The Dirt on Clean - Katherine Ashenburg [10]
The Greeks appreciated water, but the Romans adored it. In their gymnasiums, the Greeks bathed as a necessary conclusion to exercise. The Romans reversed the priorities: they exercised because it made their baths even more enjoyable. “Hedonist” and “sybarite” come to us from the Greek—perhaps because the Greeks so distrusted those types—but the terms were better suited to the Romans, who inspired and enjoyed the over-the-top luxuries of the great Imperial baths.
But first, the characteristic Roman bath—heated and communal, as opposed to cold and individual—had to be born. It probably evolved in the region of Campania, in southern Italy on the Tyrrhenian Sea, sometime in the third century B.C. The area was a lively meeting place for Greek, Etruscan, Italian and Roman influences, and it was here that the Greek bath mingled with local and imported traditions. By the second century B.C., the Roman bath had become an ordinary, expected part of everyday life. As Roman customs insinuated themselves into the Hellenistic world, the Roman-style bath triumphed even in Greece. By the first century B.C., gymnasiums, the symbols of stoic Greek athleticism, were adding hot water.
“Baths, wine, and sex ruin our bodies, but they are the essence of life—baths, wine, and sex.”
—Epitaph on the tomb of Titus Claudius Secundus, first century A.D
The oldest more-or-less intact Roman baths are the Stabian Baths at Pompeii, dating from around 140 B.C. Pompeii had a population of 20,000 when Vesuvius erupted in A.D. 79, so the Stabian’s small-windowed, cave-like changing room must have been crowded during peak hours. Here the bather stored his street clothes in one of the cubicles, to be guarded either by a personal slave or a member of the bathhouse staff. (Even so, theft was common.) Outside the changing room is the exercise yard, a big grassy space ringed on three sides by a portico. In this space, which was not for women, male bathers, oiled and usually naked, would work up a light sweat playing ball, wrestling or running.

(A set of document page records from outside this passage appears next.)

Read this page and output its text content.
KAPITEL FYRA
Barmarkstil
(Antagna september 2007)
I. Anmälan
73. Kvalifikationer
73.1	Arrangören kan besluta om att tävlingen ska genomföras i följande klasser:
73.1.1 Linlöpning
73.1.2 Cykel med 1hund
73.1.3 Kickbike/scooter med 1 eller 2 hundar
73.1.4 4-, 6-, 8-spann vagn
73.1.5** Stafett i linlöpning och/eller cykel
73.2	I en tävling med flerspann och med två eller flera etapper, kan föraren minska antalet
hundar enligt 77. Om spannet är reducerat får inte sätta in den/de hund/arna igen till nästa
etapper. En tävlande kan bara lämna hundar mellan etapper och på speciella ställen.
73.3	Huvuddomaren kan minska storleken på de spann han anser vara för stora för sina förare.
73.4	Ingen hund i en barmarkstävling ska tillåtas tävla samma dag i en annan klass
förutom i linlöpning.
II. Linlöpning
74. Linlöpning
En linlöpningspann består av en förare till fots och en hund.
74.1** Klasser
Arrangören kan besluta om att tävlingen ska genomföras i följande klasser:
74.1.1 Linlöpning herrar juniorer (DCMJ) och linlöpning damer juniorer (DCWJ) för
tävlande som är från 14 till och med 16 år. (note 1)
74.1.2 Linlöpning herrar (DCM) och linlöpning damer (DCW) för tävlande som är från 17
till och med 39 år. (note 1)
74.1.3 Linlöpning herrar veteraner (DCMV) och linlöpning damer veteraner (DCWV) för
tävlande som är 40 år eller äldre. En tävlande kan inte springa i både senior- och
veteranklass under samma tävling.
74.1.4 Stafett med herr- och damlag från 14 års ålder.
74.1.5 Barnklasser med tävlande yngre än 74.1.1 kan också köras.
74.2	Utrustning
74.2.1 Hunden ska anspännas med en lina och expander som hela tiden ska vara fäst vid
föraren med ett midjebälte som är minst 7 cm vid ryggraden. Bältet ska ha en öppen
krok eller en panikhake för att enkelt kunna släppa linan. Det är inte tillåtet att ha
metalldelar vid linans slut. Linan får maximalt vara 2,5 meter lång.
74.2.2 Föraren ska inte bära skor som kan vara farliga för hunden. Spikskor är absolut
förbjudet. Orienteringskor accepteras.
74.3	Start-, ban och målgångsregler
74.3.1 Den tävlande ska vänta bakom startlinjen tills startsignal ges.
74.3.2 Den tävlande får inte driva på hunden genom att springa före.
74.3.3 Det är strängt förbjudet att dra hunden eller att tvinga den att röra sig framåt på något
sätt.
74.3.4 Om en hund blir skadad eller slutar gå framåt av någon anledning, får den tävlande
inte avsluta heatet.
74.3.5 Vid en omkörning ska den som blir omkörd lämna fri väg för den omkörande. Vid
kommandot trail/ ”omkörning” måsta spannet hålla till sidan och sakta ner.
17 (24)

After his exercise, the bather would proceed to a moderately warm room, where he continued to perspire. Usually in the warm room, he would scrape off the accumulated oil, dirt and perspiration with his strigil. An attendant or fellow bather would strigil his back. In the next chamber, the hot room, he might plunge into a pool of hot water or might just sprinkle water on himself from a basin on a pedestal. Finally came a room with a shockingly cold plunge pool. That could be followed by another oiling, a massage and a final scraping with the strigil. Oils and perfumes are frequently mentioned as accessories to the bath, but not soap. In any case, a thorough scraping of oiled and sweaty skin with a strigil and a rinse with hot water probably removed as much dirt as would soap and warm water.
Rather than using soap and a washcloth, the Greeks and Romans scraped oil and sweat off their bodies with a metal implement called a strigil. The small canister held oil.
“Swiftly, safely, sweetly” was the motto of Asclepiades of Bithynia, who popularized Greek medicine in Rome in the first century B.C. and who preferred bathing his patients to bleeding them—hence his motto. He was a great advocate of cold baths in particular and was known as “the Cold Bather.”
With its waters of contrasting temperatures, the Roman bath has more than a passing likeness to another social bath, the Finnish sauna, where the sauna takers alternately sweat and cool down with hot air, cold water and, in season, snow. The Roman bath and the hamam, or Turkish bath, have an even closer family resemblance since, as we shall see, the hamam descends directly from its Roman parent.